The goal of parseSlurmDuration is to enable analytics of SLURM
accounting data in R without tripping over the Timelimit, Elapsed,
and CPUTime accounting fields.
When publishing academic research that used HPC resources managed with the SLURM scheduler, it may be beneficial to publish some job statistics so that end-users of your package or peers reviewing your research software and data analysis pipeline are able to request sufficient and (minimally buffered) resources on the computing cluster they have access to, or know to expect how long their personal or laboratory workstation or server will be occupied with computation.
The accounting fields mentioned are not in a format that works with the
lubridate package, so this package provides the function necessary to
parse those fields and allow analysis.
You can install the development version of parseSlurmDuration from GitHub with:
# install.packages("devtools")
devtools::install_github("bryce-carson/parseSlurmDuration")This example shows the absolute minimum necessary to convert some SLURM accounting data to a format that is usable with lubridate and the rest of the Tidyverse for any analysis you might want to do.

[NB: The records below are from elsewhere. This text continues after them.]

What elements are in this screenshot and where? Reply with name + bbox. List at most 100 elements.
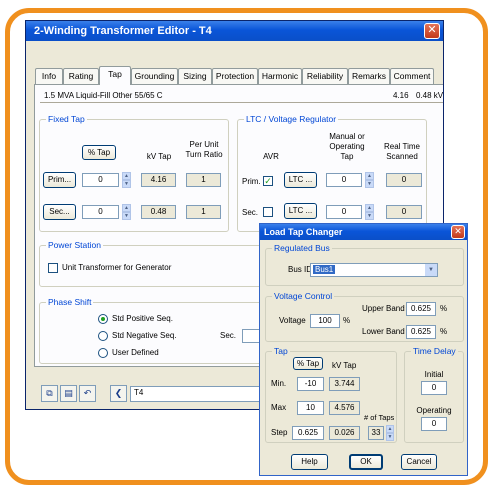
fixed-tap-title: Fixed Tap <box>46 114 87 124</box>
ltc-sec-button[interactable]: LTC ... <box>284 203 317 219</box>
num-taps-spinner[interactable]: ▲ ▼ <box>386 425 394 441</box>
ltc-realtime-header: Real Time Scanned <box>383 142 420 161</box>
ltc-sec-tap-input[interactable]: 0 <box>326 205 362 219</box>
fixed-pct-tap-button[interactable]: % Tap <box>82 145 116 160</box>
tab-remarks[interactable]: Remarks <box>348 68 390 84</box>
ltc-group: LTC / Voltage Regulator AVR Manual or Op… <box>237 114 427 232</box>
cancel-button[interactable]: Cancel <box>401 454 437 470</box>
std-negative-seq-radio[interactable] <box>98 331 108 341</box>
tab-harmonic[interactable]: Harmonic <box>258 68 302 84</box>
fixed-prim-button[interactable]: Prim... <box>43 172 76 188</box>
ltc-prim-tap-spinner[interactable]: ▲ ▼ <box>365 172 374 188</box>
ltc-sec-avr-checkbox[interactable] <box>263 207 273 217</box>
ltc-prim-button[interactable]: LTC ... <box>284 172 317 188</box>
spin-down-icon[interactable]: ▼ <box>365 180 374 188</box>
editor-title-bar[interactable]: 2-Winding Transformer Editor - T4 <box>26 21 443 41</box>
spin-down-icon[interactable]: ▼ <box>122 212 131 220</box>
editor-close-button[interactable]: ✕ <box>424 23 440 39</box>
fixed-prim-kv-value: 4.16 <box>141 173 176 187</box>
ltc-title: LTC / Voltage Regulator <box>244 114 339 124</box>
voltage-input[interactable]: 100 <box>310 314 340 328</box>
ltc-tap-title: Tap <box>272 346 290 356</box>
lower-band-unit: % <box>440 327 448 336</box>
paste-icon[interactable]: ▤ <box>60 385 77 402</box>
tab-protection[interactable]: Protection <box>212 68 258 84</box>
checkmark-icon: ✓ <box>264 176 272 186</box>
ltc-sec-tap-spinner[interactable]: ▲ ▼ <box>365 204 374 220</box>
ltc-dialog-title: Load Tap Changer <box>264 227 343 237</box>
phase-shift-sec-label: Sec. <box>220 331 237 340</box>
regulated-bus-group: Regulated Bus Bus ID Bus1 ▼ <box>265 243 464 286</box>
tab-grounding[interactable]: Grounding <box>131 68 178 84</box>
spin-up-icon[interactable]: ▲ <box>386 425 394 433</box>
spin-down-icon[interactable]: ▼ <box>386 433 394 441</box>
tap-min-pct-input[interactable]: -10 <box>297 377 324 391</box>
tap-max-pct-input[interactable]: 10 <box>297 401 324 415</box>
spin-up-icon[interactable]: ▲ <box>365 172 374 180</box>
ltc-prim-avr-checkbox[interactable]: ✓ <box>263 176 273 186</box>
tab-sizing[interactable]: Sizing <box>178 68 212 84</box>
bus-id-select[interactable]: Bus1 ▼ <box>310 263 438 277</box>
user-defined-label: User Defined <box>112 348 159 357</box>
fixed-ratio-header: Per Unit Turn Ratio <box>185 140 223 159</box>
num-taps-label: # of Taps <box>364 413 395 422</box>
spin-up-icon[interactable]: ▲ <box>365 204 374 212</box>
std-positive-seq-label: Std Positive Seq. <box>112 314 173 323</box>
voltage-unit: % <box>343 316 351 325</box>
spin-down-icon[interactable]: ▼ <box>122 180 131 188</box>
tap-step-label: Step <box>271 428 288 437</box>
spin-down-icon[interactable]: ▼ <box>365 212 374 220</box>
time-delay-title: Time Delay <box>411 346 458 356</box>
rating-summary-text: 1.5 MVA Liquid-Fill Other 55/65 C <box>44 91 163 100</box>
fixed-sec-pct-input[interactable]: 0 <box>82 205 119 219</box>
fixed-prim-pct-spinner[interactable]: ▲ ▼ <box>122 172 131 188</box>
fixed-sec-pct-spinner[interactable]: ▲ ▼ <box>122 204 131 220</box>
ltc-prim-label: Prim. <box>242 177 261 186</box>
close-icon: ✕ <box>454 226 462 236</box>
undo-icon[interactable]: ↶ <box>79 385 96 402</box>
tap-max-kv-value: 4.576 <box>329 401 360 415</box>
fixed-prim-ratio-value: 1 <box>186 173 221 187</box>
voltage-control-title: Voltage Control <box>272 291 335 301</box>
tab-tap[interactable]: Tap <box>99 66 131 85</box>
tap-step-pct-input[interactable]: 0.625 <box>292 426 324 440</box>
std-positive-seq-radio[interactable] <box>98 314 108 324</box>
upper-band-input[interactable]: 0.625 <box>406 302 436 316</box>
fixed-sec-button[interactable]: Sec... <box>43 204 76 220</box>
tab-comment[interactable]: Comment <box>390 68 434 84</box>
std-negative-seq-label: Std Negative Seq. <box>112 331 177 340</box>
operating-delay-input[interactable]: 0 <box>421 417 447 431</box>
help-button[interactable]: Help <box>291 454 328 470</box>
tab-info[interactable]: Info <box>35 68 63 84</box>
previous-element-icon[interactable]: ❮ <box>110 385 127 402</box>
spin-up-icon[interactable]: ▲ <box>122 172 131 180</box>
chevron-down-icon[interactable]: ▼ <box>425 264 437 276</box>
fixed-tap-group: Fixed Tap % Tap kV Tap Per Unit Turn Rat… <box>39 114 229 232</box>
tap-min-label: Min. <box>271 379 287 388</box>
copy-icon[interactable]: ⧉ <box>41 385 58 402</box>
rating-summary-bar: 1.5 MVA Liquid-Fill Other 55/65 C 4.16 0… <box>40 90 443 103</box>
bus-id-label: Bus ID <box>288 265 313 274</box>
initial-label: Initial <box>424 370 444 379</box>
ltc-tap-group: Tap % Tap kV Tap Min. -10 3.744 Max 10 4… <box>265 346 397 443</box>
unit-transformer-checkbox[interactable] <box>48 263 58 273</box>
tap-min-kv-value: 3.744 <box>329 377 360 391</box>
ok-button[interactable]: OK <box>349 454 383 470</box>
operating-label: Operating <box>416 406 452 415</box>
initial-delay-input[interactable]: 0 <box>421 381 447 395</box>
tap-max-label: Max <box>271 403 287 412</box>
ltc-prim-tap-input[interactable]: 0 <box>326 173 362 187</box>
phase-shift-title: Phase Shift <box>46 297 94 307</box>
tab-rating[interactable]: Rating <box>63 68 99 84</box>
ltc-pct-tap-button[interactable]: % Tap <box>293 357 323 370</box>
lower-band-input[interactable]: 0.625 <box>406 325 436 339</box>
ltc-dialog-title-bar[interactable]: Load Tap Changer <box>260 224 467 240</box>
fixed-prim-pct-input[interactable]: 0 <box>82 173 119 187</box>
ltc-dialog-close-button[interactable]: ✕ <box>451 225 465 239</box>
ltc-sec-label: Sec. <box>242 208 259 217</box>
ltc-kv-tap-header: kV Tap <box>332 361 357 370</box>
spin-up-icon[interactable]: ▲ <box>122 204 131 212</box>
tab-reliability[interactable]: Reliability <box>302 68 348 84</box>
ltc-manual-header: Manual or Operating Tap <box>329 132 365 161</box>
user-defined-radio[interactable] <box>98 348 108 358</box>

library(parseSlurmDuration)
library(lubridate) # as.duration() interests us; the rest is standard data analysis and lubridate usage therein.
#>
#> Attaching package: 'lubridate'
#> The following objects are masked from 'package:base':
#>
#> date, intersect, setdiff, union
# Get some SLURM accounting information that was found online. :)
html <- rvest::read_html("https://ubccr.freshdesk.com/support/solutions/articles/5000686909-how-to-retrieve-job-history-and-accounting")
text <- html %>% rvest::html_nodes("#article-body > div > div > div > div > p:nth-child(36) > font > font") %>% rvest::html_text()
text <- text %>% stringr::str_remove("sacct 2015-01-01 ccrgst3") %>% stringr::str_remove("(.{107})(.{108})") %>% strsplit("\\s+") %>% unlist()
slurmAccountingTable <- tibble(JobID = NA, User = NA, Partition = NA, NNodes = NA, NCPUs = NA, Start = NA, Elapsed = NA, State = NA, Priority = NA)
for (i in seq.int(1, 9*31, by = 9)) {
rowToAdd <- text[seq(i,i+8)] %>% matrix(nrow = 1)
colnames(rowToAdd) <- c("JobID", "User", "Partition", "NNodes", "NCPUs", "Start", "Elapsed", "State", "Priority")
rowToAdd %<>% as_tibble()
slurmAccountingTable %<>% bind_rows(rowToAdd)
}
slurmAccountingTable %<>% filter(!is.na(across()))
# Convert the Elapsed field to ISO format, then use lubridate to convert it to a class of duration for later analysis.
slurmAccountingTable %<>% mutate(Elapsed = map_chr(Elapsed, parseSlurmDuration) %>% as.duration(),
Start = as_datetime(Start))
# Now we can calculate a field that was missing from the data we downloaded,
slurmAccountingTable %<>% mutate(End = Start + Elapsed)
# and plot the data to see how different jobs compare
filter(slurmAccountingTable, State == "COMPLETED") %>% ggplot() +
geom_col(mapping = aes(x = NCPUs, y = Elapsed))